Once a professional has identified or oriented the patient’s problem, the question is to know whether there is the will and the capacity to treat it and monitor it in the long term. If all the capacity is not available, which is usually the case with rare diseases in non-tertiary hospitals, the wishes of the professionals at this level should be to refer to patient to expert centres, and to collaborate in the diagnosis and shared monitoring of the patients. We still lack a great deal of infrastructure dedicated to rare diseases: more hospitals dedicated to them, more financial backing for referral hospitals in the form of more staff and the means to be able to diagnose and treat as many patients as possible. Of course, a larger budget is also needed for drugs and to authorize those that are useful in real life. Resources are required to promote research along with the training of more qualified professionals to treat these diseases.
The ERNs are divided up into 24 thematic networks. They were created in 2010 and the Hospital Clínic is currently a member of 11 of these networks. The aim is to ensure knowledge can travel, and not the patients. Complex cases are discussed by doctors from all the European centres in order to increase global knowledge, find specific solutions or studies that can benefit patients. In the future, they will also be used to conduct joint clinical trials with patients all over Europe, to implement a network of patient records and learn more about the characteristics and possible treatments for rare diseases.

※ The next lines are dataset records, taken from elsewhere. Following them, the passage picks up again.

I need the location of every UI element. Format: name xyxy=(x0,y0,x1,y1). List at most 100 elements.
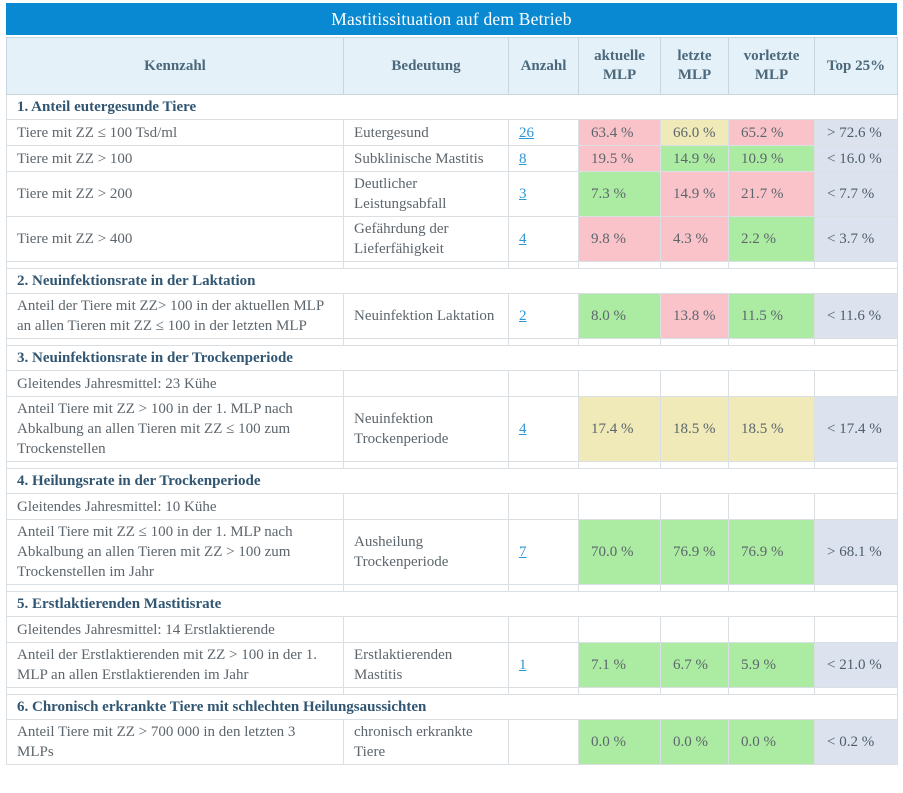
anzahl-link[interactable]: 3 xyxy=(519,186,527,202)
column-header-letzte-mlp: letzte MLP xyxy=(660,37,729,95)
anzahl-cell: 4 xyxy=(508,216,579,262)
kennzahl-cell: Anteil Tiere mit ZZ ≤ 100 in der 1. MLP … xyxy=(6,519,344,585)
column-header-anzahl: Anzahl xyxy=(508,37,579,95)
spacer-cell xyxy=(728,338,815,346)
kennzahl-cell: Tiere mit ZZ > 400 xyxy=(6,216,344,262)
spacer-cell xyxy=(660,338,729,346)
bedeutung-cell: Deutlicher Leistungsabfall xyxy=(343,171,509,217)
anzahl-link[interactable]: 4 xyxy=(519,231,527,247)
spacer-cell xyxy=(6,584,344,592)
top25-cell: > 68.1 % xyxy=(814,519,898,585)
bedeutung-cell xyxy=(343,616,509,643)
section-heading-row: 4. Heilungsrate in der Trockenperiode xyxy=(6,468,898,494)
letzte-mlp-cell xyxy=(660,616,729,643)
anzahl-link[interactable]: 4 xyxy=(519,421,527,437)
spacer-row xyxy=(6,687,898,695)
anzahl-cell: 1 xyxy=(508,642,579,688)
section-heading-row: 1. Anteil eutergesunde Tiere xyxy=(6,94,898,120)
aktuelle-mlp-cell: 19.5 % xyxy=(578,145,661,172)
table-header-row: Kennzahl Bedeutung Anzahl aktuelle MLP l… xyxy=(6,37,898,95)
aktuelle-mlp-cell: 9.8 % xyxy=(578,216,661,262)
top25-cell: > 72.6 % xyxy=(814,119,898,146)
table-row: Tiere mit ZZ > 100 Subklinische Mastitis 8… xyxy=(6,145,898,172)
table-header: Kennzahl Bedeutung Anzahl aktuelle MLP l… xyxy=(6,37,898,95)
aktuelle-mlp-cell: 63.4 % xyxy=(578,119,661,146)
spacer-cell xyxy=(578,338,661,346)
vorletzte-mlp-cell: 11.5 % xyxy=(728,293,815,339)
bedeutung-cell xyxy=(343,370,509,397)
aktuelle-mlp-cell: 7.3 % xyxy=(578,171,661,217)
anzahl-link[interactable]: 2 xyxy=(519,308,527,324)
table-row: Anteil der Tiere mit ZZ> 100 in der aktu… xyxy=(6,293,898,339)
anzahl-link[interactable]: 26 xyxy=(519,124,534,141)
anzahl-link[interactable]: 7 xyxy=(519,544,527,560)
column-header-top25: Top 25% xyxy=(814,37,898,95)
top25-cell: < 0.2 % xyxy=(814,719,898,765)
aktuelle-mlp-cell: 7.1 % xyxy=(578,642,661,688)
bedeutung-cell: Ausheilung Trockenperiode xyxy=(343,519,509,585)
bedeutung-cell: Subklinische Mastitis xyxy=(343,145,509,172)
spacer-cell xyxy=(660,261,729,269)
vorletzte-mlp-cell xyxy=(728,616,815,643)
bedeutung-cell: chronisch erkrankte Tiere xyxy=(343,719,509,765)
section-heading-row: 2. Neuinfektionsrate in der Laktation xyxy=(6,268,898,294)
vorletzte-mlp-cell: 21.7 % xyxy=(728,171,815,217)
report-title: Mastitissituation auf dem Betrieb xyxy=(6,3,897,35)
section-heading-row: 6. Chronisch erkrankte Tiere mit schlech… xyxy=(6,694,898,720)
anzahl-cell xyxy=(508,719,579,765)
column-header-bedeutung: Bedeutung xyxy=(343,37,509,95)
spacer-cell xyxy=(814,461,898,469)
letzte-mlp-cell: 0.0 % xyxy=(660,719,729,765)
spacer-cell xyxy=(814,261,898,269)
kennzahl-cell: Tiere mit ZZ > 200 xyxy=(6,171,344,217)
vorletzte-mlp-cell: 0.0 % xyxy=(728,719,815,765)
aktuelle-mlp-cell xyxy=(578,493,661,520)
anzahl-cell: 26 xyxy=(508,119,579,146)
top25-cell xyxy=(814,370,898,397)
section-heading: 2. Neuinfektionsrate in der Laktation xyxy=(6,268,898,294)
top25-cell xyxy=(814,493,898,520)
section-heading-row: 5. Erstlaktierenden Mastitisrate xyxy=(6,591,898,617)
spacer-cell xyxy=(508,461,579,469)
table-row: Anteil Tiere mit ZZ > 100 in der 1. MLP … xyxy=(6,396,898,462)
aktuelle-mlp-cell: 8.0 % xyxy=(578,293,661,339)
top25-cell: < 17.4 % xyxy=(814,396,898,462)
spacer-cell xyxy=(343,461,509,469)
vorletzte-mlp-cell: 10.9 % xyxy=(728,145,815,172)
spacer-cell xyxy=(343,338,509,346)
table-row: Tiere mit ZZ > 400 Gefährdung der Lieferf… xyxy=(6,216,898,262)
section-heading-row: 3. Neuinfektionsrate in der Trockenperio… xyxy=(6,345,898,371)
anzahl-link[interactable]: 8 xyxy=(519,150,527,167)
report-container: Mastitissituation auf dem Betrieb Kennza… xyxy=(6,3,898,765)
letzte-mlp-cell: 6.7 % xyxy=(660,642,729,688)
report-table: Kennzahl Bedeutung Anzahl aktuelle MLP l… xyxy=(6,37,898,765)
aktuelle-mlp-cell xyxy=(578,616,661,643)
section-heading: 1. Anteil eutergesunde Tiere xyxy=(6,94,898,120)
vorletzte-mlp-cell: 5.9 % xyxy=(728,642,815,688)
vorletzte-mlp-cell: 76.9 % xyxy=(728,519,815,585)
spacer-row xyxy=(6,338,898,346)
letzte-mlp-cell: 18.5 % xyxy=(660,396,729,462)
kennzahl-cell: Tiere mit ZZ ≤ 100 Tsd/ml xyxy=(6,119,344,146)
spacer-cell xyxy=(6,338,344,346)
anzahl-link[interactable]: 1 xyxy=(519,657,527,673)
spacer-cell xyxy=(660,687,729,695)
spacer-row xyxy=(6,584,898,592)
kennzahl-cell: Gleitendes Jahresmittel: 23 Kühe xyxy=(6,370,344,397)
table-row: Anteil Tiere mit ZZ ≤ 100 in der 1. MLP … xyxy=(6,519,898,585)
spacer-cell xyxy=(660,584,729,592)
table-row: Tiere mit ZZ ≤ 100 Tsd/ml Eutergesund 26 63… xyxy=(6,119,898,146)
letzte-mlp-cell: 14.9 % xyxy=(660,171,729,217)
kennzahl-cell: Gleitendes Jahresmittel: 10 Kühe xyxy=(6,493,344,520)
spacer-cell xyxy=(508,584,579,592)
section-heading: 6. Chronisch erkrankte Tiere mit schlech… xyxy=(6,694,898,720)
spacer-cell xyxy=(578,687,661,695)
letzte-mlp-cell: 66.0 % xyxy=(660,119,729,146)
vorletzte-mlp-cell xyxy=(728,370,815,397)
spacer-cell xyxy=(343,584,509,592)
spacer-cell xyxy=(578,261,661,269)
letzte-mlp-cell xyxy=(660,493,729,520)
bedeutung-cell: Neuinfektion Laktation xyxy=(343,293,509,339)
kennzahl-cell: Tiere mit ZZ > 100 xyxy=(6,145,344,172)
kennzahl-cell: Anteil Tiere mit ZZ > 700 000 in den let… xyxy=(6,719,344,765)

In the same way that ERNs are very focused on research, there are two reference centre networks that are active in the area of care. They are the Network of Clinical Expertise Units (Xarxa d’Unitats d’Expertesa Clínica, XUEC), which depends on the Department of Health and operates in Catalonia, and the Ministry of Health’s Referral Centres, Services and Units (Centros Servicios y Unidades de Referencia, CSUR), which treats patients all over Spain. In the XUEC, any patient from any part of Catalonia can be seen and treated in a Catalan referral hospital. The ones that are treated at the Hospital Clínic are patients with hereditary metabolic diseases, rare kidney diseases, immunodeficiency disorders, autoinflammatory diseases, autoimmune diseases, and rare epilepsies.

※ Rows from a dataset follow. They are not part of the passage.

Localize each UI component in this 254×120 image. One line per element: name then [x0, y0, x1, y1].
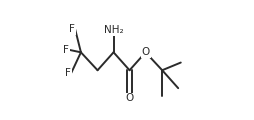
- Text: F: F: [66, 68, 71, 78]
- Text: F: F: [69, 24, 75, 34]
- Text: NH₂: NH₂: [104, 25, 123, 35]
- Text: O: O: [125, 93, 134, 103]
- Text: O: O: [141, 47, 150, 57]
- Text: F: F: [63, 45, 69, 55]
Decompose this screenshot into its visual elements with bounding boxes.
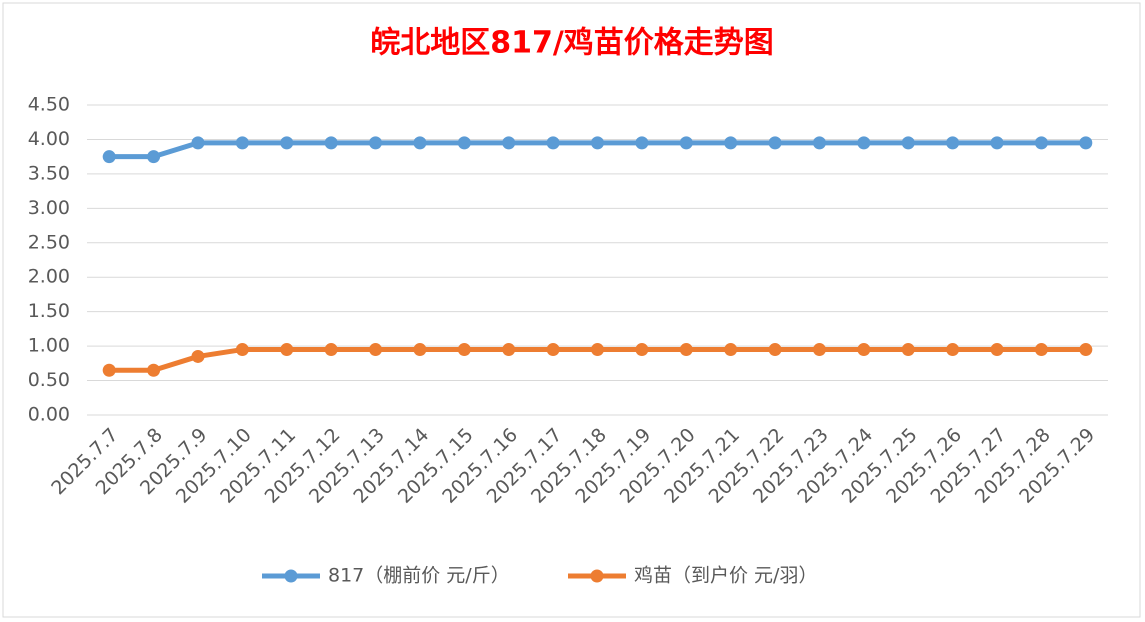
point-marker	[857, 136, 871, 150]
point-marker	[502, 136, 516, 150]
point-marker	[1034, 136, 1048, 150]
point-marker	[324, 343, 338, 357]
point-marker	[280, 343, 294, 357]
point-marker	[546, 136, 560, 150]
y-tick-label: 1.00	[28, 335, 70, 357]
point-marker	[413, 343, 427, 357]
point-marker	[724, 136, 738, 150]
point-marker	[901, 343, 915, 357]
y-tick-label: 4.00	[28, 128, 70, 150]
point-marker	[369, 136, 383, 150]
point-marker	[1079, 343, 1093, 357]
point-marker	[990, 136, 1004, 150]
legend-label: 鸡苗（到户价 元/羽）	[634, 565, 817, 587]
point-marker	[280, 136, 294, 150]
point-marker	[191, 136, 205, 150]
point-marker	[235, 136, 249, 150]
point-marker	[901, 136, 915, 150]
point-marker	[635, 136, 649, 150]
point-marker	[457, 136, 471, 150]
point-marker	[546, 343, 560, 357]
point-marker	[369, 343, 383, 357]
point-marker	[812, 136, 826, 150]
y-tick-label: 0.50	[28, 369, 70, 391]
legend-marker	[284, 569, 298, 583]
point-marker	[502, 343, 516, 357]
point-marker	[635, 343, 649, 357]
point-marker	[679, 343, 693, 357]
point-marker	[724, 343, 738, 357]
point-marker	[324, 136, 338, 150]
y-tick-label: 0.00	[28, 404, 70, 426]
point-marker	[191, 349, 205, 363]
point-marker	[946, 136, 960, 150]
point-marker	[946, 343, 960, 357]
point-marker	[679, 136, 693, 150]
point-marker	[1034, 343, 1048, 357]
point-marker	[812, 343, 826, 357]
point-marker	[591, 343, 604, 357]
y-tick-label: 1.50	[28, 300, 70, 322]
y-tick-label: 3.50	[28, 162, 70, 184]
point-marker	[990, 343, 1004, 357]
point-marker	[102, 363, 116, 377]
y-tick-label: 4.50	[28, 94, 70, 116]
point-marker	[235, 343, 249, 357]
legend-label: 817（棚前价 元/斤）	[328, 565, 510, 587]
y-tick-label: 2.00	[28, 266, 70, 288]
y-tick-label: 3.00	[28, 197, 70, 219]
point-marker	[768, 136, 782, 150]
point-marker	[1079, 136, 1093, 150]
point-marker	[413, 136, 427, 150]
y-tick-label: 2.50	[28, 231, 70, 253]
point-marker	[857, 343, 871, 357]
point-marker	[147, 363, 161, 377]
point-marker	[102, 150, 116, 164]
point-marker	[768, 343, 782, 357]
legend-marker	[590, 569, 604, 583]
chart-title: 皖北地区817/鸡苗价格走势图	[370, 26, 774, 61]
point-marker	[591, 136, 604, 150]
point-marker	[147, 150, 161, 164]
point-marker	[457, 343, 471, 357]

On the other hand, the CSUR accreditations are granted to expert centres for conducting specific diagnostic or therapeutic procedures or treating a group of diseases. In the case of the Hospital Clínic, we have services and units accredited as CSUR in hereditary / familial heart diseases, refractory epilepsy, hereditary ataxias and paraplegias, movement disorders, complex pulmonary hypertension, epidermolysis bullosa, hereditary disorders of keratinization, complex glomerular diseases, systemic autoimmune diseases and autoinflammatory diseases.